It’s snowing or sleeting all along the Eastern seaboard today, with no end in sight until tomorrow, when the FDA’s Ophthalmic Devices Panel was scheduled to vote on whether to recommend approval for the Toric ICL device to treat myopic astigmatism.
The weather prompted the federal watchdog agency to indefinitely postpone the panel meeting, Monrovia, Calif.-based Staar said today.
"The agency has assured the company that it intends to reschedule the meeting as soon as practically possible," according to a press release.
In a review of Staar’s pre-market approval application released ahead of the meeting, the FDA expressed concern about a series of deviations from the protocol for the study used to back the PMA bid. The agency issued a warning letter in April 2004 after an inspection of a plant in Monrovia in December 2003 cited Staar for "failure to obtain FDA approval prior to initiating a study, failure to ensure continuing Institutional Review Board (IRB) review and approval, failure to obtain signed Investigator Agreements from participating investigators, and failure to provide participating Clinical Investigators with all the information required to perform the study," according to the pre-meeting materials.
A follow-up inspection in March 2007 prompted another warning letter that June, citing "a number of major deviations" including the fact that "one of the investigational sites had significantly modified the FDA approved protocol," according to the materials.
"In addition, there were omissions, errors, and inconsistencies in the clinical study data that raised concerns regarding the validity and reliability of the data submitted to the FDA in support of STAAR’s PMA for the TICL, which was filed on May 8, 2006," according to the materials.
A "data integrity hold deficiency letter" followed, with the FDA asking for an independent, 3rd-party audit of the clinical data and Staar’s system. The 3rd-party reports came in October 2008 and March 2009, after which the FDA cleared a corrective action plan and lifted the integrity hold.
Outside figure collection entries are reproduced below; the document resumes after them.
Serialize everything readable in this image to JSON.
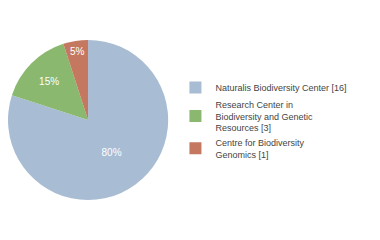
{
  "chart_data": {
    "type": "pie",
    "categories": [
      "Naturalis Biodiversity Center [16]",
      "Research Center in\nBiodiversity and Genetic\nResources [3]",
      "Centre for Biodiversity\nGenomics [1]"
    ],
    "values": [
      80,
      15,
      5
    ],
    "value_labels": [
      "80%",
      "15%",
      "5%"
    ],
    "colors": [
      "#a8bcd4",
      "#8ab86e",
      "#c47860"
    ],
    "data_labels": true,
    "legend": "right"
  }
}
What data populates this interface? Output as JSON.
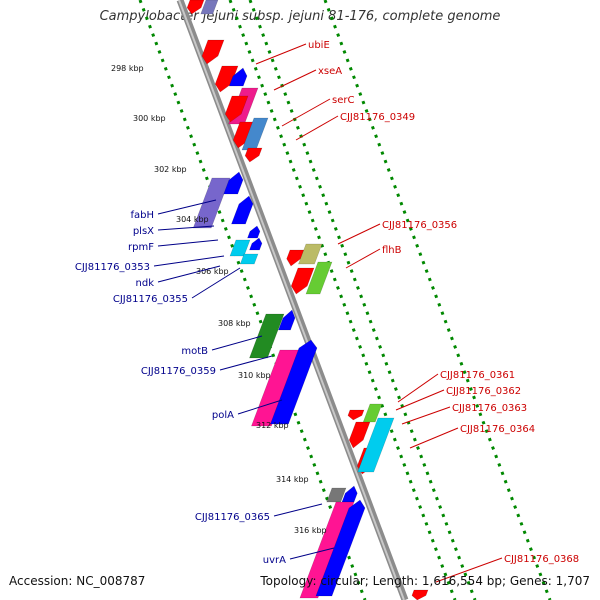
{
  "title": "Campylobacter jejuni subsp. jejuni 81-176, complete genome",
  "footer": {
    "accession": "Accession: NC_008787",
    "topology": "Topology: circular; Length: 1,616,554 bp; Genes: 1,707"
  },
  "colors": {
    "forward_label": "#cc0000",
    "reverse_label": "#00008b",
    "backbone": "#8c8c8c",
    "tick": "#008800",
    "red": "#ff0000",
    "blue": "#0000ff",
    "magenta": "#ff1493",
    "green": "#228b22"
  },
  "scale_ticks": [
    "298 kbp",
    "300 kbp",
    "302 kbp",
    "304 kbp",
    "306 kbp",
    "308 kbp",
    "310 kbp",
    "312 kbp",
    "314 kbp",
    "316 kbp"
  ],
  "forward_genes": [
    "ubiE",
    "xseA",
    "serC",
    "CJJ81176_0349",
    "CJJ81176_0356",
    "flhB",
    "CJJ81176_0361",
    "CJJ81176_0362",
    "CJJ81176_0363",
    "CJJ81176_0364",
    "CJJ81176_0368"
  ],
  "reverse_genes": [
    "fabH",
    "plsX",
    "rpmF",
    "CJJ81176_0353",
    "ndk",
    "CJJ81176_0355",
    "motB",
    "CJJ81176_0359",
    "polA",
    "CJJ81176_0365",
    "uvrA"
  ]
}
Review of the PMA application then resumed, according to the materials.
But the FDA issued a non-approvable letter in November 2011 "due to major concerns related to the inconsistency of the study database, low subject accountability, large number of protocol deviations, and failure to submit adequate software and mechanical validation studies," according to the agency. After Staar’s November 2012 response promised to establish a single, consistent post-audit database, the PMA app was back under review, but in March 2013 "it was revealed that Staar had made unapproved design changes to the TICL device," according to the FDA.
"Staar informed FDA that these changes had occurred sometime before 2004, which means that some of the subjects in the clinical trial were implanted with this modified device while others were implanted with the originally approved design," the FDA said. "Follow-up conversations with the applicant to clarify this issue resulted in new information that raised additional concerns regarding this clinical study."
The agency wants the advisory panel to consider whether there’s enough data to asses the safety and effectiveness of the Toric ICL implant. The FDA isn’t bound by the recommendations made by its advisory panels, but often follows their lead in its final decisions.